Fintech Group AG (DE:FTKG) proposed banking joint venture (JV) with Austrian Post has been abandoned in accordance with the feedback of the relevant regulatory bodies that the approval of a new banking licence might take between one and a half to two years. This supports FTG’s near-term earnings and leaves the business focused on its online brokerage activities. Meanwhile, 10-month KPIs indicate the brokerage business continues to perform well, with trades up 16% over the corresponding 10-month period. High-margin OTC products jumped 34% and represent c 25% of the total. In the wake of the recent de-rating, the shares look increasingly attractive on c 11x consensus FY19 earnings.

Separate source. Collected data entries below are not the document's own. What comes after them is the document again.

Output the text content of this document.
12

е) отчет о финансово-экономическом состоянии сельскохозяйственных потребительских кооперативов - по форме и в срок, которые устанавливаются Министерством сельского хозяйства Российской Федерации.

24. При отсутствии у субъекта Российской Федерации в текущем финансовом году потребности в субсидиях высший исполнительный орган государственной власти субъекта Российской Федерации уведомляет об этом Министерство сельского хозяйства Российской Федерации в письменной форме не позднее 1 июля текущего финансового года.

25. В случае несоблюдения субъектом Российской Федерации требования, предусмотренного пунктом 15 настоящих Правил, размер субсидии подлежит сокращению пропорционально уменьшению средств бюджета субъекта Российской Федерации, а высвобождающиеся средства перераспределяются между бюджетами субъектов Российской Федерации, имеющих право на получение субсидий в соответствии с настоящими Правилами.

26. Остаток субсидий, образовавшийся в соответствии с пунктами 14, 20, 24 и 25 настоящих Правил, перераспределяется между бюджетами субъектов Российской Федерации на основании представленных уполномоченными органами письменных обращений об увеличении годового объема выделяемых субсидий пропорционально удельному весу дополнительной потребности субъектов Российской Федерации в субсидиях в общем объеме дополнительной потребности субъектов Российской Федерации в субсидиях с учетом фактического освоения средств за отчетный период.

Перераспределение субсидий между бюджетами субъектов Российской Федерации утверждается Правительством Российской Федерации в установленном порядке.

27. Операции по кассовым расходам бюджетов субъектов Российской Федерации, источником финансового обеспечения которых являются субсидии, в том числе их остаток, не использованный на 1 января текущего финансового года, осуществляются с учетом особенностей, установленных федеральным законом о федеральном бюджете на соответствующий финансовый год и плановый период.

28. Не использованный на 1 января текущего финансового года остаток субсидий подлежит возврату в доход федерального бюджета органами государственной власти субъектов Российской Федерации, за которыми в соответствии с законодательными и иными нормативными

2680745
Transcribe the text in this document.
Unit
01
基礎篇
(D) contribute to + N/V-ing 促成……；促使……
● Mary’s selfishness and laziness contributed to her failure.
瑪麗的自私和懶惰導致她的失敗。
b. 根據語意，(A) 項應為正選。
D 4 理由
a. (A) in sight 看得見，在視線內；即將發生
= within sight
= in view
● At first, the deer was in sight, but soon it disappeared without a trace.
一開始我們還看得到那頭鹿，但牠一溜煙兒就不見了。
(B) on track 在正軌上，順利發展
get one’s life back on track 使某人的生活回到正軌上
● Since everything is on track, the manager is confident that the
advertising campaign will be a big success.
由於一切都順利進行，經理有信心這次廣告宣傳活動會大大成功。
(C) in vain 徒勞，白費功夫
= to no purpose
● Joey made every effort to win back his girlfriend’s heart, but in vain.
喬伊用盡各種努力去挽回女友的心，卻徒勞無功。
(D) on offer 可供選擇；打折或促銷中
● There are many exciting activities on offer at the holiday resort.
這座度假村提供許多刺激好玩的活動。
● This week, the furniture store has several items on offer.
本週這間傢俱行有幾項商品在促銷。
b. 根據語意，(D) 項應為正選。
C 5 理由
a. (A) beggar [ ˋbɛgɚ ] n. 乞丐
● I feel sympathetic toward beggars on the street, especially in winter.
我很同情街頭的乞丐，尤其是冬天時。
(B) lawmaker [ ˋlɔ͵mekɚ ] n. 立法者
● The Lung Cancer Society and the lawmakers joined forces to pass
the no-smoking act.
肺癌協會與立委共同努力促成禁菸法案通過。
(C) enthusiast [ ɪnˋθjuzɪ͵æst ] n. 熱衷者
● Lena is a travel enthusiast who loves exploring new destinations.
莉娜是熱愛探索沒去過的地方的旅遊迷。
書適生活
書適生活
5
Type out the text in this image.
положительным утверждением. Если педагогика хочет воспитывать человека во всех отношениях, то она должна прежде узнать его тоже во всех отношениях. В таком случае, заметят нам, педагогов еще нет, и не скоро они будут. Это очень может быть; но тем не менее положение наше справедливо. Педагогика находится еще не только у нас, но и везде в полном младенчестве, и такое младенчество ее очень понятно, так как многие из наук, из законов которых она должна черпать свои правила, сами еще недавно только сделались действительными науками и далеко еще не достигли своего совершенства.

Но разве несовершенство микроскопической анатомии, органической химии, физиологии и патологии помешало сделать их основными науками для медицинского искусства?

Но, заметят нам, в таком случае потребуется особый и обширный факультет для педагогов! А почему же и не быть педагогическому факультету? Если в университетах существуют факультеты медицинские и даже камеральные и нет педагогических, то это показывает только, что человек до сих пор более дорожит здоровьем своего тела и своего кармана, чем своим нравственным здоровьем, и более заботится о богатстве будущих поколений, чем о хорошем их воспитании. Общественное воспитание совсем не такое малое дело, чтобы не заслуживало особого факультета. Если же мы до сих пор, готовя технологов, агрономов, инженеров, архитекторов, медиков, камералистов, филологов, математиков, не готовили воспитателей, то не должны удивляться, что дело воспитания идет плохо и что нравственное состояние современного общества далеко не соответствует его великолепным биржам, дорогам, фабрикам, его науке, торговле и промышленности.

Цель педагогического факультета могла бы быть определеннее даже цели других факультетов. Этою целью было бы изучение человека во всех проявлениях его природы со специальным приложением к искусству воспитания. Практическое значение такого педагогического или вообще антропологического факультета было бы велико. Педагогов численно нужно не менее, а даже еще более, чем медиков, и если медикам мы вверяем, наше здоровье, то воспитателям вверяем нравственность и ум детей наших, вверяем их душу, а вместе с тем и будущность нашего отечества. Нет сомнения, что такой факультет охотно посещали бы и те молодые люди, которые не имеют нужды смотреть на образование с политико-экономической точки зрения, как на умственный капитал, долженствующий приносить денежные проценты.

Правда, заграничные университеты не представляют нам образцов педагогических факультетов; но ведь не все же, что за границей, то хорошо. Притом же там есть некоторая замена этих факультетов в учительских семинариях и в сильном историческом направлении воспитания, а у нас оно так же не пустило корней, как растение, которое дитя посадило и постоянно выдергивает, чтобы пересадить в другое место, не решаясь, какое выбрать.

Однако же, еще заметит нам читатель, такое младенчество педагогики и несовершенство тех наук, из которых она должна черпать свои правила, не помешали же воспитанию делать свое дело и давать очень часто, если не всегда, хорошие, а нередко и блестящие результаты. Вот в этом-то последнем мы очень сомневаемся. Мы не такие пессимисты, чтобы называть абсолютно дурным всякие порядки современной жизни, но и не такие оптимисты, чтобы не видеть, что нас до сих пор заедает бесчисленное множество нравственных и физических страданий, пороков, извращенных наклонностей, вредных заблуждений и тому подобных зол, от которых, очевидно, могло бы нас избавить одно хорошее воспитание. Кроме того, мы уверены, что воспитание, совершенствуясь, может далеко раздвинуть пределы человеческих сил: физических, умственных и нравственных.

10-month KPIs: Trades rise 16% to 10.6m
Total brokerage customers rose 16% y-o-y (and 4% over four months) to stand at 285k. FTG estimates the addressable market size in Germany as 1.2–1.5m, growing at 1–2% per year. The 10.6m trades over 10 months indicate there were 4.0m trades over the July to October period, which includes the quiet summer months. The 4.0m translates to annualised c 42 trades per customer compared with over c 48 in H1. Importantly, OTC products (or exchange-traded products, ETPs) jumped 25%. An attractive new ETP product pricing regime took effect from 1 November and FTG will benefit from a full period of the new pricing in FY19.